SC seals door to frivolous pleas against polls

ISLAMABAD - The Supreme Court Saturday issued detailed judgment in the case pertaining to petitions seeking apex court order to annul 2013 general elections, reiterating that the court has no constitutional mandate to validate or annul elections though it was entitled to hear appeals against decisions of election tribunals.
A three-member bench headed by Chief Justice Nasirul Mulk and including Justice Amir Hani Muslim and Justice Ijaz Ahmed Chaudhry on October 29, 2014 had dismissed the petitions, filed by Justice (r) Shahid Akhtar Mehmood Siddqui and Zahid Sarfraz, ex-parliamentarian and a lawyer of Lahore High Court.
They had filed the petitions under Article 184(3) of the constitution with the prayers to declare the May 2013 election void due to massive rigging, both pre and post polls, besides seeking criminal and department action against all those responsible.
The judgment authored by the chief justice noted that the petitioners' counsels failed to give the satisfactory reply to the court query whether in view of the Article 225 of constitution there was any way to decide the election petitions other than by the Election Tribunal and whether the results of the entire general elections for the national and provincial assemblies could be annulled under any provision of the constitution or law.
The judgment noted that the petitioners neither impleaded MNAs and MPAs nor members of the Election Commission of Pakistan (ECP), against whom the petitioners sought criminal and department action. The court referred several judgments of the Pakistani courts saying all the parties should be impleaded in the case which are effected somehow.
"...thus non-impleadment of necessary parties, who are likely to be affected, would deprive them of appearing before the court and contesting the petitions at the preliminary stage... Without impleadment of the said necessary parties these petitions are not maintainable," the judgment noted.
The court also noted that none of the petitioners filed any document even to lay a foundation for issuance of notice to the federation, ECP, National Database and Registration Authority (Nadra) and Pakistan Council of Scientific and Industrial Research (PCSIR).
"This deficiency too precluded the court from proceeding further with these petitions," said the detailed judgment of the Supreme Court. "Since we are not provided with any assistance on the propositions we refrain from dilating upon them, [therefore] ... the petitions are dismissed," the judgment concluded.
The court observed that the prayers made in the petition were incapable of enforcement on account of their vagueness. The petitioner sought directions for appropriate authorities to initiate criminal and department action against members of the ECP. In the absence of the mentioning specific authorities no direction can be given.
The court said it didn't have jurisdiction to hear the petitions as questions raised in them pertain to factual inquiry. Regarding allowing political protests, the court noted that no averment has been made that any authority has restrained any political party from staging protest demonstrations.
Legal experts are of the view that the court decision has shut the door for frivolous petitions against the general elections, as under Article 225 of the constitution the Supreme Court has no mandate to investigate the rigging charges, but can only hear the appeals against the election tribunals’ verdicts.
The petitioners had prayed to the court to declare the results of entire general elections held in the year 2013 null and void.
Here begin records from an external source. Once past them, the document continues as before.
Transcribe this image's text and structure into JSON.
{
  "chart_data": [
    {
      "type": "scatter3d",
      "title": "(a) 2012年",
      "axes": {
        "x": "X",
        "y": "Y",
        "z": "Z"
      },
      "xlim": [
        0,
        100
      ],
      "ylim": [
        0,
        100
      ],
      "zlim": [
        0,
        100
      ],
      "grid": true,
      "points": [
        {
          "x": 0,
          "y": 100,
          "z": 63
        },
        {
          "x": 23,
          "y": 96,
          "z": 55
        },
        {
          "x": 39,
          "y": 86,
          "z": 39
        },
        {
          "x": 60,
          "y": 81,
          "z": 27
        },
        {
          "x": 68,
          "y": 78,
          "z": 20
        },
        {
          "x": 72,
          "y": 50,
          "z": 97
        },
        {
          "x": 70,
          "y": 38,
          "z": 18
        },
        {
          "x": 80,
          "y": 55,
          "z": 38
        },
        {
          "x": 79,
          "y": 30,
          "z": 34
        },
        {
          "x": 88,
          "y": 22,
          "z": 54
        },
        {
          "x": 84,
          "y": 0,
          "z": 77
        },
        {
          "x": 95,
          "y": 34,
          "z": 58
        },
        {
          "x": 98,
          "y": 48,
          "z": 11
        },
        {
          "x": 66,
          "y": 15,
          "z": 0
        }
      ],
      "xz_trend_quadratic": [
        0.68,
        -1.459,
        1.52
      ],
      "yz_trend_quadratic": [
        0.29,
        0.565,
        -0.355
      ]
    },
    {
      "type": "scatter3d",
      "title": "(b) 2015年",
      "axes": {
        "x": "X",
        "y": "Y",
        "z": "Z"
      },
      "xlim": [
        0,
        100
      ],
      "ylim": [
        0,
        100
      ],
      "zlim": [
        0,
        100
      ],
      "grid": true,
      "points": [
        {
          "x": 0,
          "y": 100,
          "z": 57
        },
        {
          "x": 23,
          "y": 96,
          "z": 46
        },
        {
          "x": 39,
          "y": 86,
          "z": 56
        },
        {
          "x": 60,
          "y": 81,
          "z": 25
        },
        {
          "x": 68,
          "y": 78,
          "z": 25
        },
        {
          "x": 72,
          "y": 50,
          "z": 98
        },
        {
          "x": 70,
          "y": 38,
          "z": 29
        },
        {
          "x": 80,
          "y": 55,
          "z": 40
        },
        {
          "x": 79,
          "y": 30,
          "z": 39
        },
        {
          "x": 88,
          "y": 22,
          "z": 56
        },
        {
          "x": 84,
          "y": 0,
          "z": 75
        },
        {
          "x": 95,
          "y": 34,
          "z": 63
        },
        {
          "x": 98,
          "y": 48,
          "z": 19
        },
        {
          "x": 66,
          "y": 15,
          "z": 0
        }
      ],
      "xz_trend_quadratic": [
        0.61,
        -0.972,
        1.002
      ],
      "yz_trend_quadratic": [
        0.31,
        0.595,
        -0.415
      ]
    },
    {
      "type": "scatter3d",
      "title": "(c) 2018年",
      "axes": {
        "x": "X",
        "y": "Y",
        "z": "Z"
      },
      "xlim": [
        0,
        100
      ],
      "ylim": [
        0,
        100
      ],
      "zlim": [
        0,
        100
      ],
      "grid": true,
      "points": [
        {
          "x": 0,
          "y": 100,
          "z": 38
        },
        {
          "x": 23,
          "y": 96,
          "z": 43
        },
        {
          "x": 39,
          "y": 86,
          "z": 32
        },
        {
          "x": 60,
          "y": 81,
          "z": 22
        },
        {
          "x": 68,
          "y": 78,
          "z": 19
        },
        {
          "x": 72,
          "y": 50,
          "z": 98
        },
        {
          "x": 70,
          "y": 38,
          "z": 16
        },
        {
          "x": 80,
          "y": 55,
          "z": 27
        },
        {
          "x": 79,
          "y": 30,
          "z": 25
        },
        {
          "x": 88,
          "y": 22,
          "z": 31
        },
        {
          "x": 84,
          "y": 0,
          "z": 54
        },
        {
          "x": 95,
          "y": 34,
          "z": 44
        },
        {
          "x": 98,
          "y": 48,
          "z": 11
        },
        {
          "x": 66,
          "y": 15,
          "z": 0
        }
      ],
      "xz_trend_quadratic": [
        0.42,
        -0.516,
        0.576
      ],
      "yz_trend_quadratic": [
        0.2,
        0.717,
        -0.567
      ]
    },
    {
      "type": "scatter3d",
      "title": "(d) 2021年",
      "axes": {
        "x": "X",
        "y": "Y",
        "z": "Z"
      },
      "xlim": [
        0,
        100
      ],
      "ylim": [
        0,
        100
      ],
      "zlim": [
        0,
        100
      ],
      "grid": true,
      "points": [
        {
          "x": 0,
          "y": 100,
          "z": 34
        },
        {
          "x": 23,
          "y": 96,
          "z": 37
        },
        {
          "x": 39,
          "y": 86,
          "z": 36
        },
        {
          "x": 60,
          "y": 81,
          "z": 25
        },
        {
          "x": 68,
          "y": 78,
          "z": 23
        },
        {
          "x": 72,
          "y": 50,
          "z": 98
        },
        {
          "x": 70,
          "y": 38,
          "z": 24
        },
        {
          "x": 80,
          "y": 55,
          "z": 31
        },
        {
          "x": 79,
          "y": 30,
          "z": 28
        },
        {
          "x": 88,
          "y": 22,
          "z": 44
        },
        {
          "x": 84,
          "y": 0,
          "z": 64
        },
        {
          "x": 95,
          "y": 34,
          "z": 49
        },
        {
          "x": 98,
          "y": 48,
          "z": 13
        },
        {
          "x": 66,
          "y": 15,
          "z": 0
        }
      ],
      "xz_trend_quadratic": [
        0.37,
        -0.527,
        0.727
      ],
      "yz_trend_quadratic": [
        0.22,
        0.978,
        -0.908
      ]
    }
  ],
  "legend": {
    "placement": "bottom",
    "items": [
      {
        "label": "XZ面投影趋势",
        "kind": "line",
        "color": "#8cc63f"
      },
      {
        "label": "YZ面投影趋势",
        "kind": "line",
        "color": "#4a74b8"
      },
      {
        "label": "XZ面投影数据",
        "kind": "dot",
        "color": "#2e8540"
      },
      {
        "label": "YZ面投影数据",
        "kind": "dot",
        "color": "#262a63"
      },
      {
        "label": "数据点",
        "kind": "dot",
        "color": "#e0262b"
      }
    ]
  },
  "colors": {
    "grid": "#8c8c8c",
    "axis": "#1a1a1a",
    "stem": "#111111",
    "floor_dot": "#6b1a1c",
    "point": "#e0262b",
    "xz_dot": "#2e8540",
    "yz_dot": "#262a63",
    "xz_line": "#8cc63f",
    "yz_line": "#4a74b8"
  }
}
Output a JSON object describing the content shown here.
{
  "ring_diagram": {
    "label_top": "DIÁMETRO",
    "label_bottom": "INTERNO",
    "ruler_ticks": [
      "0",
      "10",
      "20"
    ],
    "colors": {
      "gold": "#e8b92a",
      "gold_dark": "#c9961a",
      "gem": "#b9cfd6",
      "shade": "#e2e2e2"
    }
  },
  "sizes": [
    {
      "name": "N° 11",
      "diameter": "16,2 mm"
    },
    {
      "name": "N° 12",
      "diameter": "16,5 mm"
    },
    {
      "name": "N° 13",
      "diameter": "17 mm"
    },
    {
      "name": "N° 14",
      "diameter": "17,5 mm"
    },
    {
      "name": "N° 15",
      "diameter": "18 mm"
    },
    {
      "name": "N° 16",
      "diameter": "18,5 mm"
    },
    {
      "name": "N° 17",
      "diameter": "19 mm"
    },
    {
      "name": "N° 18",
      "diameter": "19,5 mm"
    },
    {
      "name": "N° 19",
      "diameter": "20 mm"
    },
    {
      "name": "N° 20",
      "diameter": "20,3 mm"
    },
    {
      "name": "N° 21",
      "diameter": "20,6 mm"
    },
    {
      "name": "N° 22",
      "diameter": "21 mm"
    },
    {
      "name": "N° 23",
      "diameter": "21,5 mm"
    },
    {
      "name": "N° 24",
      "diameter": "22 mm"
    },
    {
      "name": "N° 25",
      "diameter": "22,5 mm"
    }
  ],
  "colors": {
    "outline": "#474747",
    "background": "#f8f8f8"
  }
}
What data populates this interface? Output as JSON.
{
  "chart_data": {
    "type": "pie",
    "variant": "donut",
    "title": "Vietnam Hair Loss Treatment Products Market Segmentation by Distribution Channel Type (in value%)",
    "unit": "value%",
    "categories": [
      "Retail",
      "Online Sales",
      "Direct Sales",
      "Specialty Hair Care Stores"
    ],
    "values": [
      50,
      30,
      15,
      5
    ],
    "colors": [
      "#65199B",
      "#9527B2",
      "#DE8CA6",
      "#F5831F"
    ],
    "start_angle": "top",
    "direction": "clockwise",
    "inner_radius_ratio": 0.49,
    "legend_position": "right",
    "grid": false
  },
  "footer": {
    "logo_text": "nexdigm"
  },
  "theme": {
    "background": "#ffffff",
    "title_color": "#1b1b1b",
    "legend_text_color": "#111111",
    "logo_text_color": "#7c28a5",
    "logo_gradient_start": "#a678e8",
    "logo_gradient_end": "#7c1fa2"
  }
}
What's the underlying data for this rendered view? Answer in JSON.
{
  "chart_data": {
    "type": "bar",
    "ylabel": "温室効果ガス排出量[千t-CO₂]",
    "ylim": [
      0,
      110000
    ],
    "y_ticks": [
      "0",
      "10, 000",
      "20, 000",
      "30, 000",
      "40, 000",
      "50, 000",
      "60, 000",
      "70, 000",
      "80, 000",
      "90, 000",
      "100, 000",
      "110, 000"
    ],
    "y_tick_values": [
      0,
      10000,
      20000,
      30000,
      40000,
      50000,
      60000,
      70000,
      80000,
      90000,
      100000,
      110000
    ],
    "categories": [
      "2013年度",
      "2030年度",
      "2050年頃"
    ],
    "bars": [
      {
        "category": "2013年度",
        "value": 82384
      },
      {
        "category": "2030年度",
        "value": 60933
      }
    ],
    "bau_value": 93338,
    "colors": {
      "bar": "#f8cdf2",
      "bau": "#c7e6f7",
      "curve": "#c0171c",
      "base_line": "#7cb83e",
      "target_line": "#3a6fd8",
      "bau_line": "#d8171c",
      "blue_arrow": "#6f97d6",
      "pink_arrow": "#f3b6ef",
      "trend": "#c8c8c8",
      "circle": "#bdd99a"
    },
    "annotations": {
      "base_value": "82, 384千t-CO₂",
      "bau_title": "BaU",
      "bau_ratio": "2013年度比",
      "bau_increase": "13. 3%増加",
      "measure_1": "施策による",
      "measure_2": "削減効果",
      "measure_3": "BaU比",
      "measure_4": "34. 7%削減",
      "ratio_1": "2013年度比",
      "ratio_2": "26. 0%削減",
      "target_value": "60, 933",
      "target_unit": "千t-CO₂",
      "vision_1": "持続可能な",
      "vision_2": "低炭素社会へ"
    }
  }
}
The common allegation in all the three petitions related to the use of substandard ink instead of indelible ink during the polls for putting thumb impressions by voters on the counter files of the ballot papers.
Petitioner Shahid Siddiqui confined his request for enquiry to pre-polls process. He stated that the ECP willingly, deliberately and without hideous intentions, did not perform its duties with the terms of mandatory statutes.
The former judge and other petitioners had prayed that the appropriate authorities be directed to initiate criminal as well as departmental action against the members of the ECP and those officers of the ECP, who had negotiated the and purchased defective ink from the PCSIR laboratories and Nadra and supplied it to the Returning Officers/Presiding Officers for use at polling stations.
The court had said in its short order that declaring the general election null and void in entirety would result in the unseating of all the members of the national and provincial assemblies, who had not been impleaded in the petitions.